Washington, DC
CNN
—
US retail sales picked in August, boosted by higher gas prices, as spending on other items grew modestly.
Retail sales, which are adjusted for seasonal swings but not inflation, rose 0.6% in August, the Commerce Department reported Thursday. That’s a slightly faster pace than July’s revised 0.5% gain, and marks the fifth straight month of growth. It’s also well above economists’ expectation of a 0.2% increase.
The increase was largely driven by spending at gas stations, which advanced 5.2% last month. Spiking oil prices due to OPEC+ production cuts, strong demand and disruption from a deadly flood in Libya have pushed up prices at the pump. The national average for regular gasoline stood at $3.86 a gallon on Thursday, according to AAA, the highest level in 10 months.

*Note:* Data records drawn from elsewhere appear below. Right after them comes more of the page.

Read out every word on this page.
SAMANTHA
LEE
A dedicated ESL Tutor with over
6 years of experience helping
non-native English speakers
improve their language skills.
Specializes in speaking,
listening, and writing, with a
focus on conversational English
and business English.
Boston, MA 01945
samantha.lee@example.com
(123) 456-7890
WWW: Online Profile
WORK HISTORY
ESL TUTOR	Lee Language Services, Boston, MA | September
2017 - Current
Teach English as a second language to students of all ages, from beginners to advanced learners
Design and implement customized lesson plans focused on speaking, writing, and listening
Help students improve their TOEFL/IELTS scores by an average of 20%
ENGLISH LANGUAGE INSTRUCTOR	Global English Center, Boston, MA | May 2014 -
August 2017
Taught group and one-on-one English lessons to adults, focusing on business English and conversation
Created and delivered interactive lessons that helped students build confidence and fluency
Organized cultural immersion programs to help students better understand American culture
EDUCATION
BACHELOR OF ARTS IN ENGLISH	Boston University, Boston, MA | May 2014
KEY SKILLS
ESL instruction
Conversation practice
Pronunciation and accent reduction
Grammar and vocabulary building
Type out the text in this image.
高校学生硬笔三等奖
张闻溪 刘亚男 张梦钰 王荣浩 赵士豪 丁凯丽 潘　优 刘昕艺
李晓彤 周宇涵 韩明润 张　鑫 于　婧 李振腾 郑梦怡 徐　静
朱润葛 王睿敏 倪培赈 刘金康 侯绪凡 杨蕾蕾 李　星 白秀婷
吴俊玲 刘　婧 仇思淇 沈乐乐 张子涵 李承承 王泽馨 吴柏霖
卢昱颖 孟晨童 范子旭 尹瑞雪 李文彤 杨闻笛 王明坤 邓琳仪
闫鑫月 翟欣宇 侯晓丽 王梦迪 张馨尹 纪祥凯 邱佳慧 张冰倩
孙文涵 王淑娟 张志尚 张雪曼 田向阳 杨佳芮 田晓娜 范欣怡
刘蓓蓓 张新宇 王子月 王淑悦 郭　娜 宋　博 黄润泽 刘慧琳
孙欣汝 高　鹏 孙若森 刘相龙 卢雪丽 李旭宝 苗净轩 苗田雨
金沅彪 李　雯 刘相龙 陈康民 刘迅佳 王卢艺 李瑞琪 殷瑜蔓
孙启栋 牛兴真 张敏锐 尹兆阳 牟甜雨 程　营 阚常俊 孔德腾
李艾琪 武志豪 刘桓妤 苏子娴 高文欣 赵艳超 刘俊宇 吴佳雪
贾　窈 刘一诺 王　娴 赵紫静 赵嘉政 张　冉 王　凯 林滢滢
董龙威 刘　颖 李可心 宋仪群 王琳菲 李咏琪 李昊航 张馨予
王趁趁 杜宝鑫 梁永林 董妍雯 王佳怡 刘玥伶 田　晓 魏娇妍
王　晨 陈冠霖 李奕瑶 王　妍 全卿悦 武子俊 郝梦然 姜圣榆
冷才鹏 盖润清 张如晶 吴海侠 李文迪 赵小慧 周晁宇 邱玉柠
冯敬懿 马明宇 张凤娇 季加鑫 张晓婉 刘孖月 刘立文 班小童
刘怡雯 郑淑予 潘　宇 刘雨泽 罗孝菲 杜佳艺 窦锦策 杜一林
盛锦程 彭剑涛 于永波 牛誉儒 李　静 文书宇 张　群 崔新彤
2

Excluding sales at gasoline stations, retail spending advanced a more modest 0.2% in August from July.
Retail spending increased across most categories, including at restaurants and grocery stores. Sales of furniture and at specialty stores, such as those that sell sporting goods, fell 1% and 1.6% respectively. Online retail sales in August were flat, after jumping in July due to Amazon’s Prime Day promotional event.
Despite 11 interest rate hikes from the Federal Reserve intended to cool demand, the US economy remains on strong footing, with American shoppers still doling out cash thanks to a strong job market.
But after a summer of robust spending, US consumers are facing a number of economic challenges for the rest of the year, including student loan payments restarting and tougher lending standards, which could curb spending.
“Fitch continues to view the consumer as relatively healthy, supported by low unemployment and somewhat declining goods inflation,” wrote David Silverman, senior director at Fitch Ratings, in an analyst note.
However, he noted that “headwinds are emerging,” citing lower consumer savings and the resumption of student loan payments this fall.
The US economy is widely expected to cool in the coming months, and since consumer spending accounts for about two-thirds of economic output, a weaker economy typically means softer spending. But economists don’t expect a recession this year. While Goldman Sachs recently reduced its bet of a US recession, the Wall Street bank still thinks there’s a 15% chance of an economic downturn.
The job market is also expected to slow, which would include softer wage growth. That could prompt US consumers to pump the brakes on their spending.
“Slowing labor market gains and softer disposable income growth in the coming months will likely mean ongoing consumer cautiousness. And it appears that consumers are already taking note,” wrote Lydia Boussour, senior economist at EY-Parthenon, in a note.
However, if inflation slows in the months ahead, that could actually maintain economic activity, since it means consumers have regained some spending power.
“Encouragingly, falling inflation should continue to provide a tailwind to real wages and avoid a retrenchment in consumer activity,” Boussour added.
The Consumer Price Index rose 3.7% in August from a year earlier, up from July’s 3.2% rise, largely due to higher gas prices. Economists still expect inflation to cool later in the year, despite volatile energy markets. But gasoline prices are highly visible indicators of inflation, so more pain at the pump could also dampen consumers’ attitudes.